In his interview for the 50th-anniversary rebroadcast of the Second Doctor serial, “Tomb of the Cybermen,” Moffat pointed out that the plot didn’t really make much sense. He mocked the Cybermen’s plan as basically being to conquer the universe by going into suspended animation. But he said this didn’t matter, because the episode featured the memorable visual of the Cybermen waking up, bursting through their suspended animation pods like something actually otherworldly. That’s all anyone remembers. And he’s right. The specifics of the story don’t make a whole lot of sense, and it’s these high notes that stick in the mind. Those sets – like the suspended animation pods against the wall like something out of Fritz Lang’s Metropolis — certainly stick with me.
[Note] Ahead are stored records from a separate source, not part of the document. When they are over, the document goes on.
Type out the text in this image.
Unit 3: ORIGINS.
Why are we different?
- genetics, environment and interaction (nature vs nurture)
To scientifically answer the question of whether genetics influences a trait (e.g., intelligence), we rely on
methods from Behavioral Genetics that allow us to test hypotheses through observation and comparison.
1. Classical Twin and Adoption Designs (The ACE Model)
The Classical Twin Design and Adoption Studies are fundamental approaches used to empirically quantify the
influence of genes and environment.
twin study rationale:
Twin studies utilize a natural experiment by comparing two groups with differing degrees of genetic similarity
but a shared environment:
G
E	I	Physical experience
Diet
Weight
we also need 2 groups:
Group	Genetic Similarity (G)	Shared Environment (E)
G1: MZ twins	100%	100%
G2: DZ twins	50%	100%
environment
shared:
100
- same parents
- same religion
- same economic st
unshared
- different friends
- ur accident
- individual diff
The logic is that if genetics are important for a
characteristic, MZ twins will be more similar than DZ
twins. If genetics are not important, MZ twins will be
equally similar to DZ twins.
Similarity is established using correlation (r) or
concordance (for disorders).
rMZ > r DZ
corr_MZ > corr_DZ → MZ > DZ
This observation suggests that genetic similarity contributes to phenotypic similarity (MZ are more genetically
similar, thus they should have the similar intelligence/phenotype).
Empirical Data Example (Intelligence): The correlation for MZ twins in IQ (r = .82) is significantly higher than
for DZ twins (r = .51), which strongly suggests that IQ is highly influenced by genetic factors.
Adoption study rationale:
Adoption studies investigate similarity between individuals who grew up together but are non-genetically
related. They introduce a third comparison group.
What Moffat’s done, as showrunner, is to identify this historic strength and ramp it up to unprecedented levels. No one in Doctor Who’s history has tossed around as many clever ideas as Moffat. It’s just that the stories, such as they are, are transparently threadbare vehicles on which to hang these twists and visuals. The old Doctor Who used to tell stories, weak as they sometimes were, around its monsters and cool sets. The revived show, under Russell T. Davies, seemed to improve upon this weakness – and what’s odd is that Moffat’s episodes were no exception, when he wrote episodes while Davies was showrunner. Now that Moffat’s in charge, however, he’s all but jettisoned this sense of story in favor of YouTube-ready moments – the kind of stuff his successors might comment upon much as he did about “Tomb of the Cybermen.”
But if continuity doesn’t matter, storytelling doesn’t really matter, and all that matters for Moffat is the cool moment, it’s worth remembering the doomsday device in “The Day of the Doctor,” which is called a “galaxy eater” and can kill all the Time Lords and the Daleks at a single push of a big red button. If you push it, everything dies. The episode’s very clear that it’s wrong to push it, tempting though it may be as a solution to an intractable narrative problem. In the episode, it’s called “the Moment.”